The printers used for commercial purposes by Carbon3D, for example, are up to 100 times faster than previous-generation printers. They can turn out objects in a variety of raw materials. And more important, their parts match the strength of parts produced by injection molds.
A Carbon3D printer resembles a hot water heater with the middle section missing. On a shelf at waist height sits a tray of liquid resin.
Through a photochemical pro-cess, incoming light hardens the resin as it takes the shape of a component. Oxygen prevents it from sticking to the tray. A component rises out of the resin pool in one piece, rather than requiring multiple layers of material.
"Since you get rid of the layers, you get a higher-quality part," says Kirk Phelps, Carbon3D's vice president of product management. "You get a product that is very strong, heat resistant and flexible."
Last year, Carbon3D leased its printers to a group of early adopters for $40,000 a year per machine.
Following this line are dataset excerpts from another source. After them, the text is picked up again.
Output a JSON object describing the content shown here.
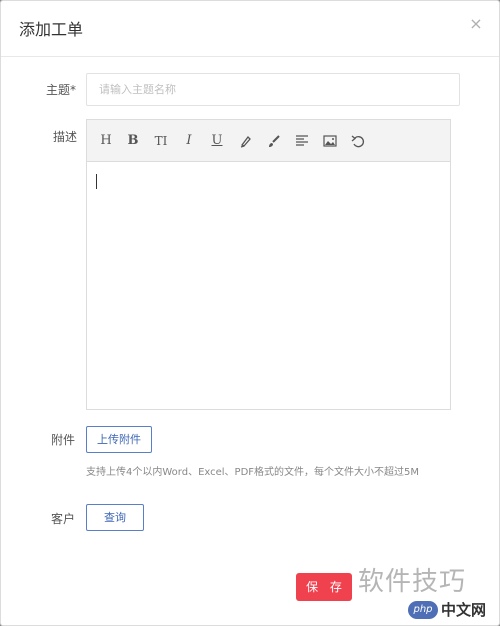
{
  "dialog": {
    "title": "添加工单",
    "close_glyph": "×"
  },
  "form": {
    "subject_label": "主题*",
    "subject_placeholder": "请输入主题名称",
    "subject_value": "",
    "description_label": "描述",
    "attachment_label": "附件",
    "upload_button": "上传附件",
    "attachment_hint": "支持上传4个以内Word、Excel、PDF格式的文件，每个文件大小不超过5M",
    "customer_label": "客户",
    "query_button": "查询",
    "save_button": "保 存"
  },
  "toolbar": {
    "heading": "H",
    "bold": "B",
    "font_size": "TI",
    "italic": "I",
    "underline": "U",
    "icons": [
      "heading-icon",
      "bold-icon",
      "font-size-icon",
      "italic-icon",
      "underline-icon",
      "highlighter-icon",
      "brush-icon",
      "align-left-icon",
      "image-icon",
      "undo-icon"
    ]
  },
  "watermark": {
    "text": "软件技巧",
    "badge": "php",
    "site": "中文网"
  },
  "colors": {
    "accent": "#f0414f",
    "outline_button": "#3e67b6"
  }
}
One of those customers is Delphi, which now wants to find out whether 3-D printing is a practical technique for producing electrical components.
Jerry Rhinehart, Delphi's manager of additive manufacturing development, says he will install a batch of 3-D-printed connectors and other electrical components in a 25-car fleet this June for road tests.
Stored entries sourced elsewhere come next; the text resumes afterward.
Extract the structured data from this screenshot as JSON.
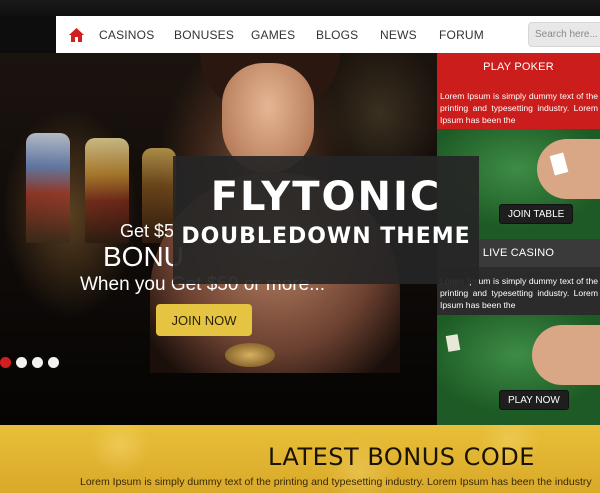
{
  "nav": {
    "items": [
      "CASINOS",
      "BONUSES",
      "GAMES",
      "BLOGS",
      "NEWS",
      "FORUM"
    ],
    "search_placeholder": "Search here...",
    "home_icon": "home-icon"
  },
  "hero": {
    "line1": "Get $5",
    "line2": "BONU",
    "line3": "When you Get $50 or more...",
    "join_label": "JOIN NOW",
    "slides": 4,
    "active_slide": 1
  },
  "side": {
    "poker": {
      "title": "PLAY POKER",
      "text": "Lorem Ipsum is simply dummy text of the printing and typesetting industry. Lorem Ipsum has been the",
      "button": "JOIN TABLE"
    },
    "casino": {
      "title": "LIVE CASINO",
      "text": "Lorem Ipsum is simply dummy text of the printing and typesetting industry. Lorem Ipsum has been the",
      "button": "PLAY NOW"
    }
  },
  "overlay": {
    "title": "FLYTONIC",
    "subtitle": "DOUBLEDOWN THEME"
  },
  "bonus": {
    "title": "LATEST BONUS CODE",
    "text": "Lorem Ipsum is simply dummy text of the printing and typesetting industry. Lorem Ipsum has been the industry"
  },
  "colors": {
    "accent_red": "#cc1d1d",
    "accent_gold": "#e5c441",
    "nav_bg": "#ffffff"
  }
}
Low cost is not the technology's value proposition. For most mass-produced components, 3-D printers will not be competitive with injection molds, Rhinehart notes.
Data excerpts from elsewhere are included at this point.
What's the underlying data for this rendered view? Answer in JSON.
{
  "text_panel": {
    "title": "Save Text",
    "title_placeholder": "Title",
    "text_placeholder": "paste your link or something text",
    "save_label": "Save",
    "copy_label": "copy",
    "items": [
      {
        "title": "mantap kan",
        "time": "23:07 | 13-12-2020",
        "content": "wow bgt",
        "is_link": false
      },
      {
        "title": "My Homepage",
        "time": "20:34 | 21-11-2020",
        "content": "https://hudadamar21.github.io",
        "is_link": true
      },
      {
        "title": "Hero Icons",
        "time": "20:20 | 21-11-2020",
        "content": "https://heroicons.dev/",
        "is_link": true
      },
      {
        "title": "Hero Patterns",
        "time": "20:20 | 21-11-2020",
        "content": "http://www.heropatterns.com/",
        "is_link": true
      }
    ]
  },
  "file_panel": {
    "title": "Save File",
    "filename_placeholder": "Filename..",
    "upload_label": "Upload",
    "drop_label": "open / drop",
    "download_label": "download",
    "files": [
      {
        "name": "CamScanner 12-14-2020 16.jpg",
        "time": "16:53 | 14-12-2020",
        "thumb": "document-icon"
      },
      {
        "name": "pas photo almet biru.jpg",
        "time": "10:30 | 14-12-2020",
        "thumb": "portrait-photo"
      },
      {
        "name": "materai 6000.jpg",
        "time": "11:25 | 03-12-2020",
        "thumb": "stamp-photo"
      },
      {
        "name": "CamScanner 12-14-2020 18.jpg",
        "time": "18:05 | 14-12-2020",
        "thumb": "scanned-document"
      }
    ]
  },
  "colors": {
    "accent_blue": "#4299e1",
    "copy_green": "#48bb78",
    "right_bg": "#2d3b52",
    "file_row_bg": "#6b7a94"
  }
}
But if a subassembly of four or five pieces can be replaced by a single 3-D-printed component, manufacturers can cut cost, reduce weight and simplify assembly, he says.
"You can make it smaller, lighter and simpler," Rhinehart says. "Now you have complete design freedom. That's a wonderful business model for this technology."
The emerging science also has implications for the aftermarket and service parts business.
Since 3-D printing is best suited for production runs of 50,000 units or less, it may find a niche in making parts that have low demand -- for instance, for a trim part on a 12-year-old vehicle. A parts retailer such as Pep Boys could maintain its own printers to spit out replacement parts as customers order them, rather than requiring factories to build them and warehouses to store them.
"Why keep parts in a warehouse for 10 or 20 years when you can maintain a digital CAD file instead?" Rhinehart says.
The technology's aftermarket potential got a publicity boost in 2014 when astronauts at the International Space Station printed a 4-inch-long ratchet wrench they needed, made from 104 layers of plastic.
The backroom shop at Pep Boys might not be that glamorous, but that's where this technology may find a home, says Thomas Kurfess, a mechanical engineering professor at the Georgia Institute of Technology and a member of the Society of Manufacturing Engineers.
"Pep Boys could download a digital file from General Motors and print it," Kurfess says. "So GM doesn't have to worry about inventories or the tooling to produce it. They could get a tremendous increase on their profit margins."